Blue Point Brewing Company – Life After Acquisition

By: Matt Giles

On April 1, 2011, Blue Point Brewery sent out a press release that seemingly heralded the end of the bastion of craft beer on Long Island’s south shore.
The Patchogue-based brewery had sold out, negotiating a buyout with MillerCoors.
Expecting craft aficionados might throw up their arms, preparing to unleash vitriol without noticing the date, the April Fool’s prank, which was published on the brewery’s web site, ended with the tongue in cheek statement, “Blue Point Brewing Company would like you to have a happy April Fools’ Day! Blue Point Brewing Company – independently owned with no corporate ties. Ever.”
Fast-forward nearly three years, and the brewery – founded in 1998 and famous for its Toasted Lager, Hoptical Illusion, and annual cask ale festival – put out a similarly worded release that wasn’t a prank this time.
Purchased by Anheuser-Busch InBev for a reported $24 million last February, Blue Point joined the beer giant’s ever growing craft stable, including Goose Island, 10 Barrel and Elysian. “Life changes,” says Mark Burford, Blue Point’s co-founder and brewmaster when recalling their April Fool’s declaration. “At that time, it was just a joke. I would suggest people not read too much into our jokes.”
The brewery, which remains in Patchogue, has been busy this past year ramping up production. Blue Point is synonymous with craft beer in Long Island and New York City – there isn’t a bar or bodega that doesn’t stock at least one Blue Point six-pack – but since the brewery now has the resources of a conglomerate with revenues approaching $50 billion, Blue Point has significantly boosted its profile.
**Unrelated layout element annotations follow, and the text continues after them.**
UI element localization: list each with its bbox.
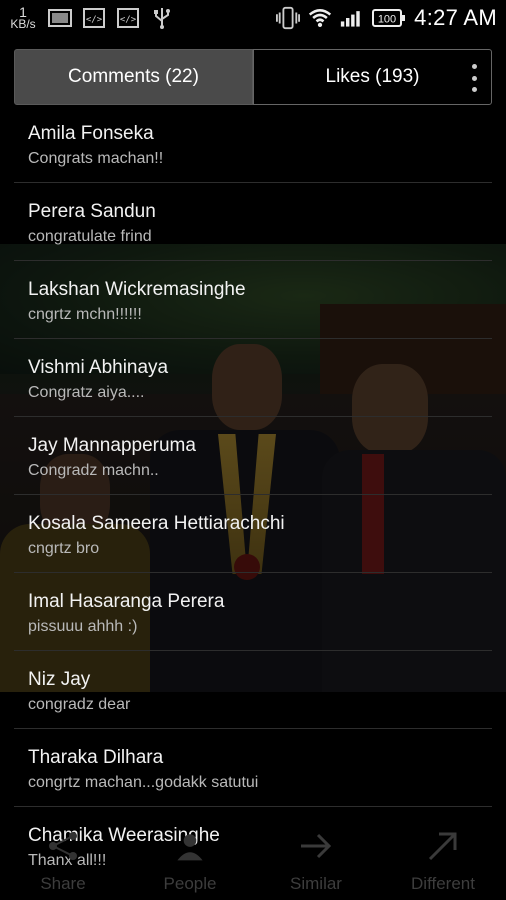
list-item[interactable]: Amila Fonseka Congrats machan!!: [14, 105, 492, 183]
code-icon: </>: [82, 8, 106, 28]
comment-list[interactable]: Amila Fonseka Congrats machan!! Perera S…: [14, 105, 492, 885]
usb-icon: [150, 8, 174, 29]
list-item[interactable]: Jay Mannapperuma Congradz machn..: [14, 417, 492, 495]
svg-text:</>: </>: [120, 15, 137, 25]
comment-text: congratulate frind: [28, 228, 152, 245]
comment-text: cngrtz bro: [28, 540, 100, 557]
different-label: Different: [411, 874, 475, 893]
tab-comments[interactable]: Comments (22): [14, 49, 253, 105]
share-icon: [45, 828, 81, 864]
people-icon: [172, 828, 208, 864]
tab-bar: Comments (22) Likes (193): [14, 49, 492, 105]
similar-button[interactable]: Similar: [253, 812, 379, 900]
commenter-name: Tharaka Dilhara: [28, 747, 164, 768]
comment-text: congradz dear: [28, 696, 131, 713]
commenter-name: Imal Hasaranga Perera: [28, 591, 225, 612]
list-item[interactable]: Tharaka Dilhara congrtz machan...godakk …: [14, 729, 492, 807]
different-button[interactable]: Different: [380, 812, 506, 900]
similar-label: Similar: [290, 874, 342, 893]
commenter-name: Jay Mannapperuma: [28, 435, 196, 456]
comment-text: cngrtz mchn!!!!!!: [28, 306, 142, 323]
commenter-name: Kosala Sameera Hettiarachchi: [28, 513, 285, 534]
network-speed-unit: KB/s: [10, 17, 36, 31]
people-button[interactable]: People: [127, 812, 253, 900]
arrow-right-icon: [298, 828, 334, 864]
list-item[interactable]: Lakshan Wickremasinghe cngrtz mchn!!!!!!: [14, 261, 492, 339]
comment-text: pissuuu ahhh :): [28, 618, 138, 635]
comment-text: Congrats machan!!: [28, 150, 164, 167]
list-item[interactable]: Kosala Sameera Hettiarachchi cngrtz bro: [14, 495, 492, 573]
svg-text:</>: </>: [86, 15, 103, 25]
clock: 4:27 AM: [414, 5, 497, 30]
comment-text: congrtz machan...godakk satutui: [28, 774, 259, 791]
wifi-icon: [308, 8, 332, 28]
tab-comments-label: Comments (22): [68, 66, 199, 87]
photo-icon: [48, 8, 72, 28]
overflow-menu-icon[interactable]: [471, 64, 477, 92]
tab-likes-label: Likes (193): [325, 66, 420, 87]
bottom-action-bar: Share People Similar Different: [0, 812, 506, 900]
battery-icon: 100: [372, 8, 406, 28]
list-item[interactable]: Imal Hasaranga Perera pissuuu ahhh :): [14, 573, 492, 651]
arrow-up-right-icon: [425, 828, 461, 864]
signal-icon: [340, 8, 364, 28]
list-item[interactable]: Perera Sandun congratulate frind: [14, 183, 492, 261]
commenter-name: Vishmi Abhinaya: [28, 357, 169, 378]
battery-level: 100: [378, 14, 396, 26]
people-label: People: [163, 874, 217, 893]
network-speed: 1 KB/s: [8, 5, 38, 31]
share-button[interactable]: Share: [0, 812, 126, 900]
code-icon: </>: [116, 8, 140, 28]
commenter-name: Amila Fonseka: [28, 123, 154, 144]
commenter-name: Lakshan Wickremasinghe: [28, 279, 246, 300]
list-item[interactable]: Vishmi Abhinaya Congratz aiya....: [14, 339, 492, 417]
comment-text: Congradz machn..: [28, 462, 159, 479]
status-bar: 1 KB/s </> </> 100 4:27 AM: [0, 0, 506, 36]
commenter-name: Perera Sandun: [28, 201, 156, 222]
share-label: Share: [40, 874, 86, 893]
list-item[interactable]: Niz Jay congradz dear: [14, 651, 492, 729]
tab-likes[interactable]: Likes (193): [253, 49, 492, 105]
comment-text: Congratz aiya....: [28, 384, 145, 401]
vibrate-icon: [276, 6, 301, 30]
commenter-name: Niz Jay: [28, 669, 91, 690]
“The past year has been a transitional one for the company,” explains Burford. “We are just now starting to take advantage of InBev’s resources, like contracting with InBev’s breweries and using certain hops if I need something I can’t get.”
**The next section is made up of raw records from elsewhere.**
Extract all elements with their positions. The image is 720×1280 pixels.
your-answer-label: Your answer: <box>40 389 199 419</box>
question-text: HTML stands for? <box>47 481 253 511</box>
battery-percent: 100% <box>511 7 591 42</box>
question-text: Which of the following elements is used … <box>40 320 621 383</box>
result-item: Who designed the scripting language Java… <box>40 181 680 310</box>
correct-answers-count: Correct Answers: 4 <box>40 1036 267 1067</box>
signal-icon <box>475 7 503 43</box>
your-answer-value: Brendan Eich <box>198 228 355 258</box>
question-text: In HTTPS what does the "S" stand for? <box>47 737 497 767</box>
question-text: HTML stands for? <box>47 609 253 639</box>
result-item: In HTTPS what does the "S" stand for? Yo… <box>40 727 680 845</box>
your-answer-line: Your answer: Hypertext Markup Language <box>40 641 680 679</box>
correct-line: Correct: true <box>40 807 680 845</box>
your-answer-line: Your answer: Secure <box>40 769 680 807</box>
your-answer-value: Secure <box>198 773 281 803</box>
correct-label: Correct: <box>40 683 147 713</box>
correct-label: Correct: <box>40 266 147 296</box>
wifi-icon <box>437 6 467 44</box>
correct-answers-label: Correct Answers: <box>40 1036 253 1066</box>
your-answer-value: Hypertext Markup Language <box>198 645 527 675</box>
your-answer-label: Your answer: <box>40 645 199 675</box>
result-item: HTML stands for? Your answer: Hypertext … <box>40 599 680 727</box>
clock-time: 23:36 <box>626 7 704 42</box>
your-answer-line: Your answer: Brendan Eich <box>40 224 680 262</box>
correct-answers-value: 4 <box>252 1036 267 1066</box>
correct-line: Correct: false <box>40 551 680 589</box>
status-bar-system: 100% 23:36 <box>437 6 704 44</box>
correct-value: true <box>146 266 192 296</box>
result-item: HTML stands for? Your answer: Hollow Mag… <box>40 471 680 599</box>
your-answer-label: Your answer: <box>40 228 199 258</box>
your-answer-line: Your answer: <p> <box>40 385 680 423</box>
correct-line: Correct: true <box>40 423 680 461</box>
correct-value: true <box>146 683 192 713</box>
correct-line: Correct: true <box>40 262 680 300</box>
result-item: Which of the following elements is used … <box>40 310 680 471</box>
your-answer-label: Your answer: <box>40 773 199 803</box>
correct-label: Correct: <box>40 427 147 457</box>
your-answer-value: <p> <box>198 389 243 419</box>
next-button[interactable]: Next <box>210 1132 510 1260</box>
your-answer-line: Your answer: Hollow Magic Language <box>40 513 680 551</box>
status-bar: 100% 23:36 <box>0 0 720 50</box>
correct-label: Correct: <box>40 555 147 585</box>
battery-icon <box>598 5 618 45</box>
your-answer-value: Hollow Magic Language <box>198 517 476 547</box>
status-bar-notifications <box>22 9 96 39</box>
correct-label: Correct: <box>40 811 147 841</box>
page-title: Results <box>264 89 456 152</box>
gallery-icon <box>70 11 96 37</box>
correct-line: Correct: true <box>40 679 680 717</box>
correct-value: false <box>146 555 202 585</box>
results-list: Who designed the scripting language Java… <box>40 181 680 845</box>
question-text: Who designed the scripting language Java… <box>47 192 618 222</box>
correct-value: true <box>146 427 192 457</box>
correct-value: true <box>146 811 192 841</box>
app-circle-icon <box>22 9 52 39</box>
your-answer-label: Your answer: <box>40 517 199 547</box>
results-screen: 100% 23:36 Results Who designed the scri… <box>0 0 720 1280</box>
Blue Point has expanded and upgraded its main brewing facility, decisions that helped the brewery’s market growth. “Obviously we are an east coast brand,” says Burford, “but we’ve now filled in the pieces we couldn’t before in a more pre-organized way.” Soon, South Carolina and Kentucky will be able to purchase Blueberry Ale and Sour Cherry Imperial Stout, and Blue Point will begin shipping to Maine and Tennessee by the end of May.
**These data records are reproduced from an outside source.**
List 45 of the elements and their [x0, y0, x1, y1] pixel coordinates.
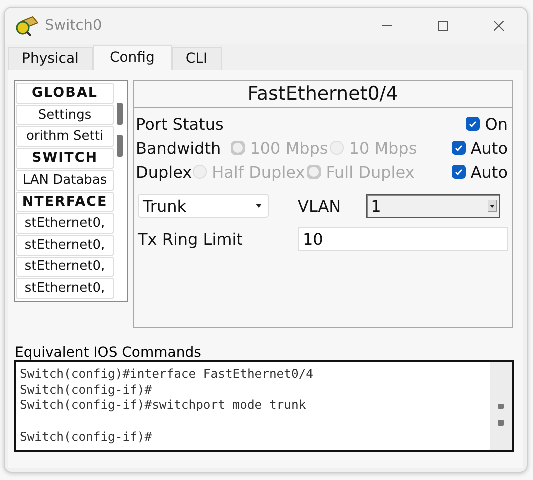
checkbox[interactable]	[466, 117, 480, 131]
field-label: VLAN	[298, 196, 342, 216]
section-label: Equivalent IOS Commands	[15, 345, 202, 360]
list-item[interactable]: stEthernet0,	[16, 234, 114, 256]
radio-label: 10 Mbps	[349, 138, 418, 158]
maximize-icon[interactable]	[438, 21, 448, 31]
list-item[interactable]: stEthernet0,	[16, 213, 114, 234]
vlan-dropdown[interactable]: 1	[366, 194, 500, 218]
list-item[interactable]: stEthernet0,	[16, 278, 114, 300]
console-line: Switch(config-if)#	[20, 382, 152, 398]
checkbox-label: On	[485, 114, 508, 134]
field-label: Port Status	[136, 114, 224, 134]
scrollbar-thumb[interactable]	[498, 404, 504, 426]
list-item[interactable]: stEthernet0,	[16, 256, 114, 278]
field-label: Tx Ring Limit	[138, 230, 243, 248]
tab[interactable]: Physical	[8, 47, 93, 70]
radio-label: Half Duplex	[212, 162, 306, 182]
console-line: Switch(config)#interface FastEthernet0/4	[20, 367, 314, 383]
tab[interactable]: Config	[92, 45, 172, 70]
list-item[interactable]: Settings	[16, 104, 114, 126]
close-icon[interactable]	[494, 21, 504, 31]
field-label: Duplex	[136, 162, 192, 182]
checkbox[interactable]	[452, 165, 466, 179]
radio-label: 100 Mbps	[250, 138, 328, 158]
list-header[interactable]: GLOBAL	[16, 83, 114, 104]
checkbox[interactable]	[452, 141, 466, 155]
list-header[interactable]: SWITCH	[16, 148, 114, 169]
caret-icon	[256, 204, 262, 208]
console-line: Switch(config-if)#switchport mode trunk	[20, 398, 306, 414]
list-header[interactable]: NTERFACE	[16, 192, 114, 212]
checkbox-label: Auto	[470, 138, 508, 158]
tab[interactable]: CLI	[172, 47, 222, 70]
scrollbar-thumb[interactable]	[117, 103, 125, 157]
list-item[interactable]: orithm Setti	[16, 126, 114, 148]
switch-icon	[15, 15, 39, 37]
console-line: Switch(config-if)#	[20, 428, 152, 446]
field-label: Bandwidth	[136, 138, 222, 158]
mode-dropdown[interactable]: Trunk	[138, 194, 269, 218]
radio-label: Full Duplex	[326, 162, 415, 182]
list-item[interactable]: LAN Databas	[16, 170, 114, 191]
checkbox-label: Auto	[470, 162, 508, 182]
window-title: Switch0	[45, 18, 104, 34]
port-title: FastEthernet0/4	[134, 81, 512, 108]
caret-icon	[488, 200, 498, 212]
input-field[interactable]: 10	[298, 227, 508, 251]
“We’ve been at this a long time, and we went from the point of trying to find anyone to carry the beer to now being in the InBev network and put into places where we didn’t exist before,” says Burford.
While the amount of barrels Blue Point annually produces will certainly rise – at the time of the sale, Blue Point was around 60,000 annual – Burford believes the brewery is still very much craft. “Come to Patchogue and watch us make beer,” he says. “If you don’t think that is craft beer, well, that’s a decision for you to make.”
He continues, “I deal with the brewers at InBev, and they are, at the end of the day, still brewers. Even though they make beer in vast quantities, and in different tanks, they are still brewers.”
This kind of talk is, of course, different from Elysian’s Dick Cantwell. After AB InBev purchased the Seattle-based brewery a few months ago, Budweiser spent a few million to release a 60 second ad – called ‘Brewed the Hard Way” – during the Super Bowl. The ad mocked the craft movement and beer that is “fussed over”, which included a ‘pumpkin peach ale’ (Elysian brewed a Gourdgia on My Mind Pecan Peach Pumpkin Amber in late 2014).
Cantwell, who indicated he voted against the sale, later ranted to the Chicago Tribune, “I find it kind of incredible that ABI would be so tone-deaf as to pretty directly (even if unwittingly) call out one of the breweries they have recently acquired, even as that brewery is dealing with the anger of the beer community in reaction to the sale.”
Burford says he personally wasn’t offended by the ad, but notes he would be angry if one of his beers was mocked, adding,  I felt for the guys at Elysian. They had just been announced, and then that weird coincidence with the beer they used in the ad.”
“For us,” Burford says, “the nasty emails have subsided.” He observed, “For there to be a Super Bowl commercial that discusses craft beer, whether it is positive or negative or anything, that’s a sign of things to come.” Buford concludes, “As far as I am concerned, that was craft beer’s first Super Bowl commercial.” The irony is that it was paid for by the world’s largest brewer.

While Blue Point no longer possesses the independence they celebrated in 2011, the transition was one Burford felt necessary to make to ensure the brewery’s continued success: “I am still bullish on the craft industry, but with this move, there is much less uncertainty now, and the quality of the beer won’t change.”